Right to die?

Beer w/Straw

Transcendental Ignorance!
Valued Senior Member
In the media lately that football guy serving a life sentence killed himself in his cell http://www.cnn.com/2017/04/19/us/aaron-hernandez-suicide/ That one teen bought an elephant tranquilizer on the dark web 1000 x more potent than morphine http://metro.co.uk/2017/03/25/teen-...ilisers-bought-illegally-on-dark-web-6532741/

If I was serving life in prison, I'd rather be dead. If had an incurable, painful condition that was going to kill me anyway and life was just lingering on I'd rather kill myself. However, I would have ended my life already at eleven years old had I been sophisticated enough.

A blatant guess would be that 13 000 U.S. people would have taken up assisted suicide already if it were legal for a year or two. http://www.cbc.ca/news/health/medically-assisted-dying-canadians-rob-rollins-1.4056700
medically-assisted-death.jpg

Is death too good for criminals with life sentences?
Should an age limit for assisted suicide be in place?

These questions are presumptuous but I didn't feel like typing an essay.
 
i think people have a right to assisted suicide if they are in extreme pain that is chronic/can't be managed or have terminal disease.

criminals with life sentences should not get assisted suicide but i think they should be able to choose life sentence or death penalty.
 
Is death too good for criminals with life sentences?
That's an odd question to ask in the USA, where death sentences are commuted to the lesser life sentence.
Of course they should have an option right from the start. People guilty of horrible crimes opting to die are saving everyone else a lot of worry (lest they get free and do it again;
lest they hurt prison guards and other inmates) and resources (in decades of maximum security guardianship and health care.)
I'm not interested in retribution; only in removing a threat to society.
On the other hand, it's important to keep it freely optional, as so many people are incarcerated for major/capital offences, who are actually innocent,
so that they can hope for appeals and vindication.

Should an age limit for assisted suicide be in place?
Besides the age of majority already placed on voting, military service, marriage, drinking and driving?
Yes, with a proviso that the designated guardian can still explore that option for children in unbearable suffering, and no hope of recovery.
My rule of thumb: be no crueller to a child than to a dog.
 
I point out the obvious as one of the posters has in his avatar

Life is fatal

Should we have the right to take our own life?

We already do

Ah I see what you mean there are legal obstacles insurance etc

And the messyness of it

So who is going to set up a suicide clinic?

Believe me please I am not trivialising the situation

As someone who has spent some time in Accident and Emergency saving those who have tried I appreciate how complicated it can be

A suicide clinic can operate as a saviour preventer by addressing the issues

As well as assistance to the person if the ultimate option is the solution

And YES those with life sentences should be given the ultimate OPTION on request

:)
 
Should we have the right to take our own life?

We already do

Ah I see what you mean there are legal obstacles insurance etc

And the messyness of it

In most of the cases being currently reviewed and addressed in Canada, it's not a problem of legal obstacles or mess, but of
physical ability. Very sick people have diminishing access to the means, and decreasing strength to carry out
the act, as their illness progresses. Most are bedridden and feeble - ever more so as their pain increases, as they are
restrained by life-support equipment and drugs, humiliated by dependence on others for the most intimate needs,
emotionally wracked by the pity, disgust and sorrow of the people who care for them, as their desire to escape grows.

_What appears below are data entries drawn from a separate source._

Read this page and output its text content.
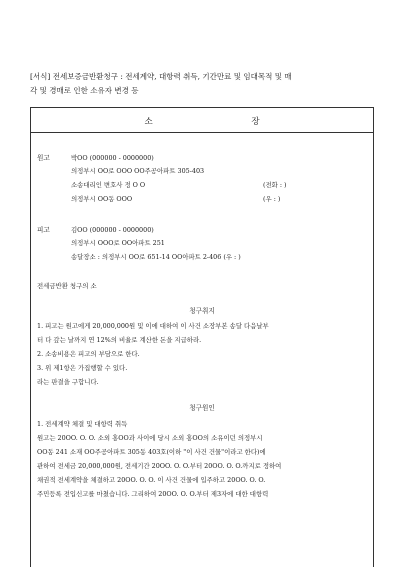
[서식] 전세보증금반환청구 : 전세계약, 대항력 취득, 기간만료 및 임대목적 및 매
각 및 경매로 인한 소유자 변경 등
소 장
원고	박OO (000000 - 0000000)
의정부시 OO로 OOO OO주공아파트 305-403
소송대리인 변호사 정 O O	(전화 : )
의정부시 OO동 OOO	(우 : )
피고	김OO (000000 - 0000000)
의정부시 OOO로 OO아파트 251
송달장소 : 의정부시 OO로 651-14 OO아파트 2-406 (우 : )
전세금반환 청구의 소
청구취지
1. 피고는 원고에게 20,000,000원 및 이에 대하여 이 사건 소장부본 송달 다음날부
터 다 갚는 날까지 연 12%의 비율로 계산한 돈을 지급하라.
2. 소송비용은 피고의 부담으로 한다.
3. 위 제1항은 가집행할 수 있다.
라는 판결을 구합니다.
청구원인
1. 전세계약 체결 및 대항력 취득
원고는 20OO. O. O. 소외 홍OO과 사이에 당시 소외 홍OO의 소유이던 의정부시
OO동 241 소재 OO주공아파트 305동 403호(이하 "이 사건 건물"이라고 한다)에
관하여 전세금 20,000,000원, 전세기간 20OO. O. O.부터 20OO. O. O.까지로 정하여
채권적 전세계약을 체결하고 20OO. O. O. 이 사건 건물에 입주하고 20OO. O. O.
주민등록 전입신고를 마쳤습니다. 그리하여 20OO. O. O.부터 제3자에 대한 대항력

If assistance to die is categorically denied at that time, I'm forced to exist while I can do it myself - sooner than I'd prefer.

So who is going to set up a suicide clinic?
No need.
Doctors and nurses have been helping patients to end their suffering all along; and so have next of kin -
but since it was illegal due to religious megalomaniacs who take it upon themselves to read the mind of some god,
these compassionate helpers, like abortionists, were taking a huge risk of reprisal. Thus, most of the professional helpers
refused to do the kind thing, while some did it surreptitiously and very late, daughters or fathers who took pity
on a suffering mother or son went to jail, and healthy spouses killed themselves along with their beloved.
Once you remove the religio/legal shackles, any doctor or nurse-practitioner can carry out the clearly expressed
and reasonable request of a patient for release from terminal suffering.
Nothing's changed, except that we can stop lying about it.